Managers and leaders have the ability to adapt their style to a specific situation to implement successful leadership actions.

What are the key features of this assessment?

Simple. Easy and quick to administer. Easy for people to take, even if taking it in a second language. Requires little or no facilitation and help, the instructions are obvious and intuitive.

Powerful. Each style is measured by force-choiced items, which is fully sufficient to get a useful score from a technical perspective. But it only takes 20 items to measure the four styles, which gives you speed along with measurement validity.

EI-oriented. Incorporates contemporary findings about leadership effectiveness, measuring and teaching principles of emotionally intelligent leadership. It is in fact the only style-based assessment to do so, since others were developed before EI became a topic of concern in leadership training and development.

Insightful. In a single hard-hitting page, participants are shown how to analyze their scores so as to find their dominant style, their least used style, whether they are people-oriented or task oriented as leaders, and whether they focus on today’s performance results, or on developing tomorrow’s performance capabilities. The instrument delivers lots of “ah-ha!” insights for participants with relative ease, simplicity and speed.
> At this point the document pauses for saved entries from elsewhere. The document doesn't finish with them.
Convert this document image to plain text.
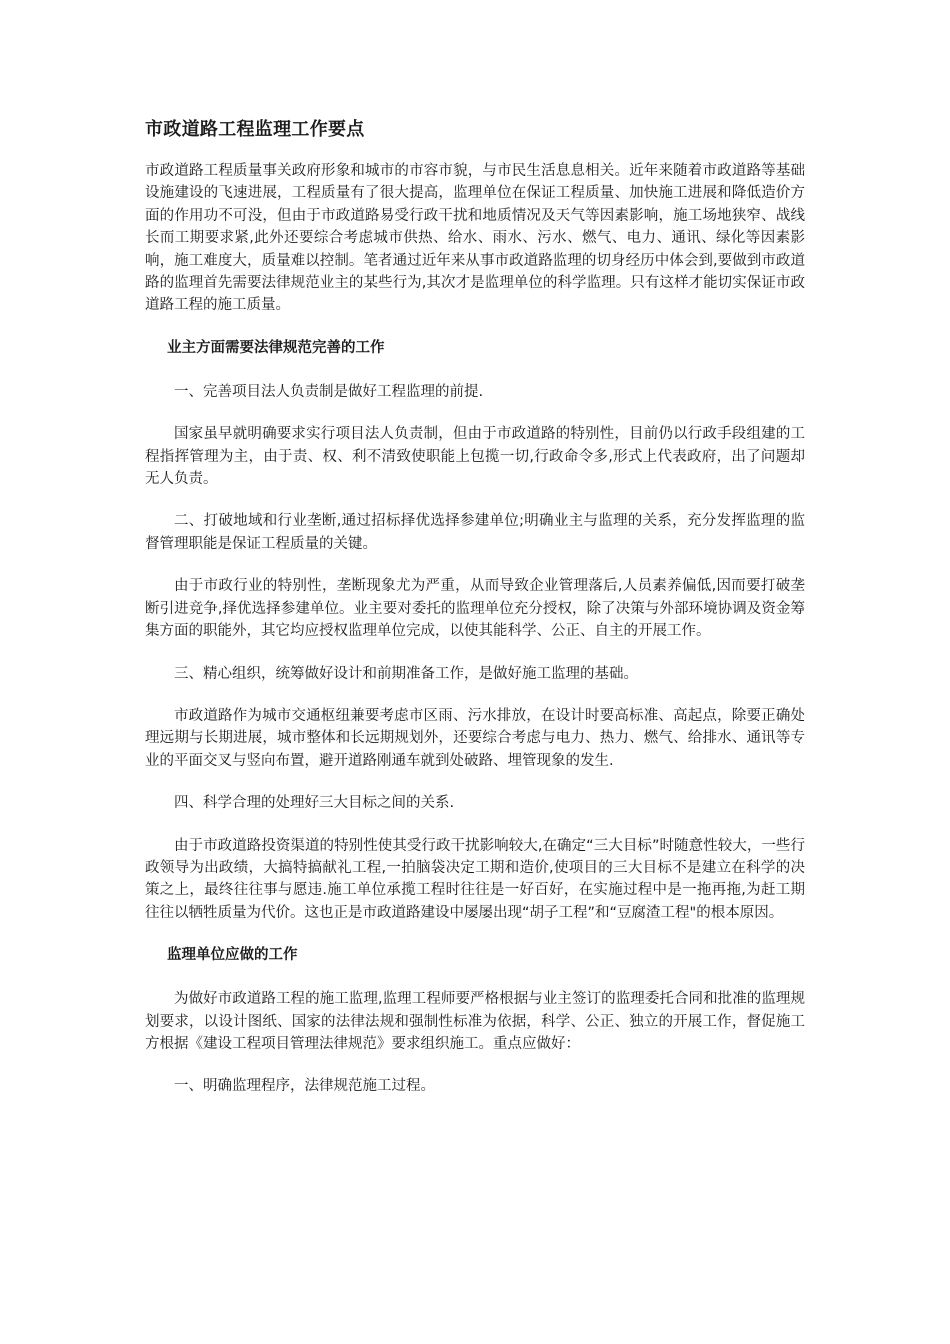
市政道路工程监理工作要点

市政道路工程质量事关政府形象和城市的市容市貌，与市民生活息息相关。近年来随着市政道路等基础设施建设的飞速进展，工程质量有了很大提高，监理单位在保证工程质量、加快施工进展和降低造价方面的作用功不可没，但由于市政道路易受行政干扰和地质情况及天气等因素影响，施工场地狭窄、战线长而工期要求紧,此外还要综合考虑城市供热、给水、雨水、污水、燃气、电力、通讯、绿化等因素影响，施工难度大，质量难以控制。笔者通过近年来从事市政道路监理的切身经历中体会到,要做到市政道路的监理首先需要法律规范业主的某些行为,其次才是监理单位的科学监理。只有这样才能切实保证市政道路工程的施工质量。

业主方面需要法律规范完善的工作

一、完善项目法人负责制是做好工程监理的前提.

国家虽早就明确要求实行项目法人负责制，但由于市政道路的特别性，目前仍以行政手段组建的工程指挥管理为主，由于责、权、利不清致使职能上包揽一切,行政命令多,形式上代表政府，出了问题却无人负责。

二、打破地域和行业垄断,通过招标择优选择参建单位;明确业主与监理的关系，充分发挥监理的监督管理职能是保证工程质量的关键。

由于市政行业的特别性，垄断现象尤为严重，从而导致企业管理落后,人员素养偏低,因而要打破垄断引进竞争,择优选择参建单位。业主要对委托的监理单位充分授权，除了决策与外部环境协调及资金筹集方面的职能外，其它均应授权监理单位完成，以使其能科学、公正、自主的开展工作。

三、精心组织，统筹做好设计和前期准备工作，是做好施工监理的基础。

市政道路作为城市交通枢纽兼要考虑市区雨、污水排放，在设计时要高标准、高起点，除要正确处理远期与长期进展，城市整体和长远期规划外，还要综合考虑与电力、热力、燃气、给排水、通讯等专业的平面交叉与竖向布置，避开道路刚通车就到处破路、埋管现象的发生.

四、科学合理的处理好三大目标之间的关系.

由于市政道路投资渠道的特别性使其受行政干扰影响较大,在确定“三大目标”时随意性较大，一些行政领导为出政绩，大搞特搞献礼工程,一拍脑袋决定工期和造价,使项目的三大目标不是建立在科学的决策之上，最终往往事与愿违.施工单位承揽工程时往往是一好百好，在实施过程中是一拖再拖,为赶工期往往以牺牲质量为代价。这也正是市政道路建设中屡屡出现“胡子工程”和“豆腐渣工程"的根本原因。

监理单位应做的工作

为做好市政道路工程的施工监理,监理工程师要严格根据与业主签订的监理委托合同和批准的监理规划要求，以设计图纸、国家的法律法规和强制性标准为依据，科学、公正、独立的开展工作，督促施工方根据《建设工程项目管理法律规范》要求组织施工。重点应做好：

一、明确监理程序，法律规范施工过程。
Behavior-based. The items and the leadership tips and planning instructions are behavior-based, emphasizing what leaders can and should do in order to get the best results.

Teaches leadership planning. The booklet provides ideas about how to use the style grid and the scores to develop a leadership vision and specific plans for leading your grouop and individual members of it.

Helps leaders handle conflicts. The first instrument and booklet to offer a new breakthrough approach for translating the leadership styles into conflict facilitation strategies that supervisors, team leaders, managers and other leaders will find helpful as they deal with the inevitable conflicts that arise in any working group.